Tag Archives: assembly

Genome Assembly – Olympia oyster Redundans/Canu vs. Redundans/Racon

Decided to compare the Redundans using Canu as reference and Redundans using Racon as reference. Both reference assemblies were just our PacBio data.

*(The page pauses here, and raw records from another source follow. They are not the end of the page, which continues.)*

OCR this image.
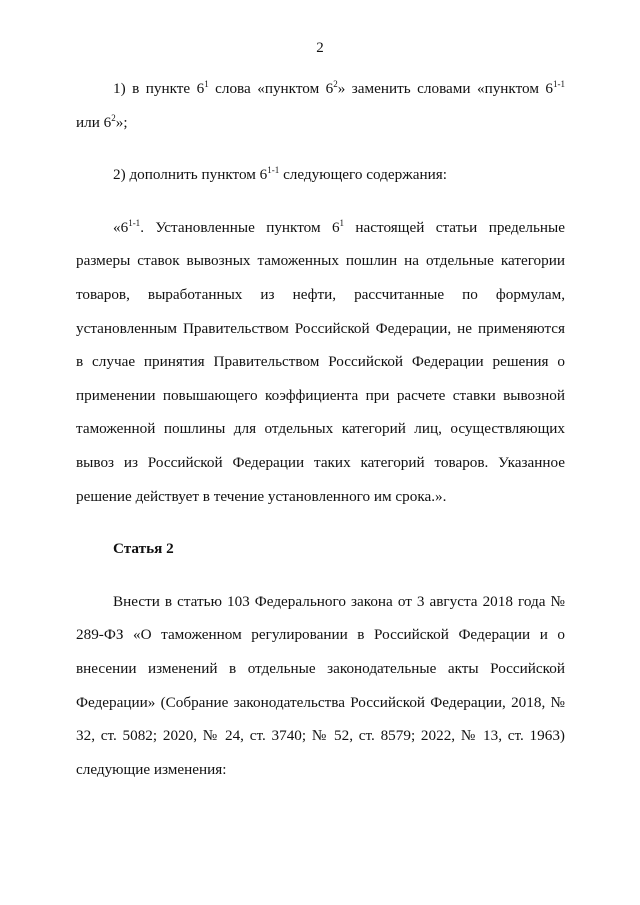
2

1) в пункте $6^1$ слова «пунктом $6^2$» заменить словами «пунктом 6$^{1-1}$ или $6^2$»;

2) дополнить пунктом 6$^{1-1}$ следующего содержания:

«6$^{1-1}$. Установленные пунктом $6^1$ настоящей статьи предельные размеры ставок вывозных таможенных пошлин на отдельные категории товаров, выработанных из нефти, рассчитанные по формулам, установленным Правительством Российской Федерации, не применяются в случае принятия Правительством Российской Федерации решения о применении повышающего коэффициента при расчете ставки вывозной таможенной пошлины для отдельных категорий лиц, осуществляющих вывоз из Российской Федерации таких категорий товаров. Указанное решение действует в течение установленного им срока.».

Статья 2

Внести в статью 103 Федерального закона от 3 августа 2018 года № 289-ФЗ «О таможенном регулировании в Российской Федерации и о внесении изменений в отдельные законодательные акты Российской Федерации» (Собрание законодательства Российской Федерации, 2018, № 32, ст. 5082; 2020, № 24, ст. 3740; № 52, ст. 8579; 2022, № 13, ст. 1963) следующие изменения:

Jupyter notebook (GitHub): 20171005_docker_oly_redundans.ipynb

Notebook is also embedded at the end of this post.

Results:

It should be noted that the paired reads for each of the BGI mate-pair Illumina data did not assemble, just like last time I used them:

  • 160103_I137_FCH3V5YBBXX_L3_WHOSTibkDCABDLAAPEI-62_2.fq.gz
  • 160103_I137_FCH3V5YBBXX_L3_WHOSTibkDCACDTAAPEI-75_2.fq.gz
  • 160103_I137_FCH3V5YBBXX_L4_WHOSTibkDCABDLAAPEI-62_2.fq.gz
  • 160103_I137_FCH3V5YBBXX_L4_WHOSTibkDCACDTAAPEI-75_2.fq.gz
  • 160103_I137_FCH3V5YBBXX_L5_WHOSTibkDCAADWAAPEI-74_2.fq.gz
  • 160103_I137_FCH3V5YBBXX_L6_WHOSTibkDCAADWAAPEI-74_2.fq.gz

Redundans with Canu is better, suggesting that the Canu assembly is the better of the two PacBio assemblies (which we had already suspected).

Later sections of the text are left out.